Somparn Promta, a lecturer of philosophy at Mahachulalongkorn University, tells TIME that it’s common practice for people to seek ordination as Buddhist monks for a limited time after causing harm to others, as a way to “show their moral responsibility” and “make merit for those who are harmed by them.”

“This kind of ordination usually takes a short time. Normally about seven days,” he says. “It would help the persons who harm others to feel good both with themselves and those who are harmed.”

In 2019, a wealthy businessman was ordained as a monk after making headlines for killing two people while drunk driving. He also agreed to pay 45 million baht ($1.26 million) in damages to the victims’ families.

But getting ordained doesn’t automatically come with public forgiveness. Last year, in another road accident that sparked national outrage, a young policeman hit and killed a woman while speeding on his motorcycle. Days after the crash, both he and his father entered monkhood to make merit for the victim, but the move did little to stop public anger from boiling over. The incident sparked heated discussions about the city’s road safety and reckless drivers. The 21-year-old cop was also pressured to exit monkhood after just three days, after the public raised concerns that he was not fit to be a monk.

“Many Thais are obsessed with the idea that merit-making can compensate for when they have erred, as if crimes and merit making are transactional,” a Bangkok Post columnist wrote days after the deadly road accident.

“This attitude does more harm than good to society, as it reinforces a notion that anyone—from individuals to government officials and politicians—can trade away their karmic debt through public displays of contrition yet continue to repeat those same illegal or immoral acts.”

In recent years, the reputation of monks has taken a hit in Buddhist-majority Thailand, where most men are required to live as a monk temporarily at some point in their lives.

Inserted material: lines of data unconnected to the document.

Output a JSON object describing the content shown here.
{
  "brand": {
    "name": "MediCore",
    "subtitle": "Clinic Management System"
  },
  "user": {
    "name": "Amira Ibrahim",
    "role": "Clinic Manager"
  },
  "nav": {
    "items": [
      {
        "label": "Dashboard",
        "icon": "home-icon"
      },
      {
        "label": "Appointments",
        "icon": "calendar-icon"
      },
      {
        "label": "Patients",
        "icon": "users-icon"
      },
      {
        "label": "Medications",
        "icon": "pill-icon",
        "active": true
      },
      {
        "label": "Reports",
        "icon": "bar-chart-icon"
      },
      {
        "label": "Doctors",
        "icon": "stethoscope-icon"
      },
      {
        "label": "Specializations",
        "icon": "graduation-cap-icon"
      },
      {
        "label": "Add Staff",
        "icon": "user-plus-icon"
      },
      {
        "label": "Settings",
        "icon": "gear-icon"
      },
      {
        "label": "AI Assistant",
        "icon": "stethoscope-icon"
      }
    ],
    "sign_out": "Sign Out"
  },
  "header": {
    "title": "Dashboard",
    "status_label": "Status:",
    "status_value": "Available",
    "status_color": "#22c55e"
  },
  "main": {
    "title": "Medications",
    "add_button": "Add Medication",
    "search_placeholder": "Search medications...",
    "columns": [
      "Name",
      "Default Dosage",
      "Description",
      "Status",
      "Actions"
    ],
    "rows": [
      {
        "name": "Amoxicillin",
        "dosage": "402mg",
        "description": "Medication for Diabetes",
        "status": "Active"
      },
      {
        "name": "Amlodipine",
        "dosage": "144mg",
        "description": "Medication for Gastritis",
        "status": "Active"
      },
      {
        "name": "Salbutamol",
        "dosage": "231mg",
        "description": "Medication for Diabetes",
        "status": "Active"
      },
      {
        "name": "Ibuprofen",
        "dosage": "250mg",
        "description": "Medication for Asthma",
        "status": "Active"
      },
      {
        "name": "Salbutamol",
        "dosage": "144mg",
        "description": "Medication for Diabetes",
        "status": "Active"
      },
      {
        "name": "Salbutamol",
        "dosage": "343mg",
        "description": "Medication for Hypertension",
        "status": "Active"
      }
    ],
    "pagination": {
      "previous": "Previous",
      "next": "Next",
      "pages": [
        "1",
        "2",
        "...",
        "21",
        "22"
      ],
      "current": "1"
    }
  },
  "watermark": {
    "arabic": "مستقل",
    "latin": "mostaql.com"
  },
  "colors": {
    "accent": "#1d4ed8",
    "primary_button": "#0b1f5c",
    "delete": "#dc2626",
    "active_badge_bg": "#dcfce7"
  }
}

Some criminals are known to take refuge in monkhood as they lay low from the outside world. Meanwhile, reports of monks engaging in criminal activity—ranging from money laundering to drug trafficking and even murder—have further eroded public trust in the clergy.

But for this week, public sentiments appear to sympathize with the firefighters who have now become—at least temporarily—novice monks. On social media, their ordination was met with support and condolences, with many seeing the case as an unfortunate accident more than a tragedy caused by negligence.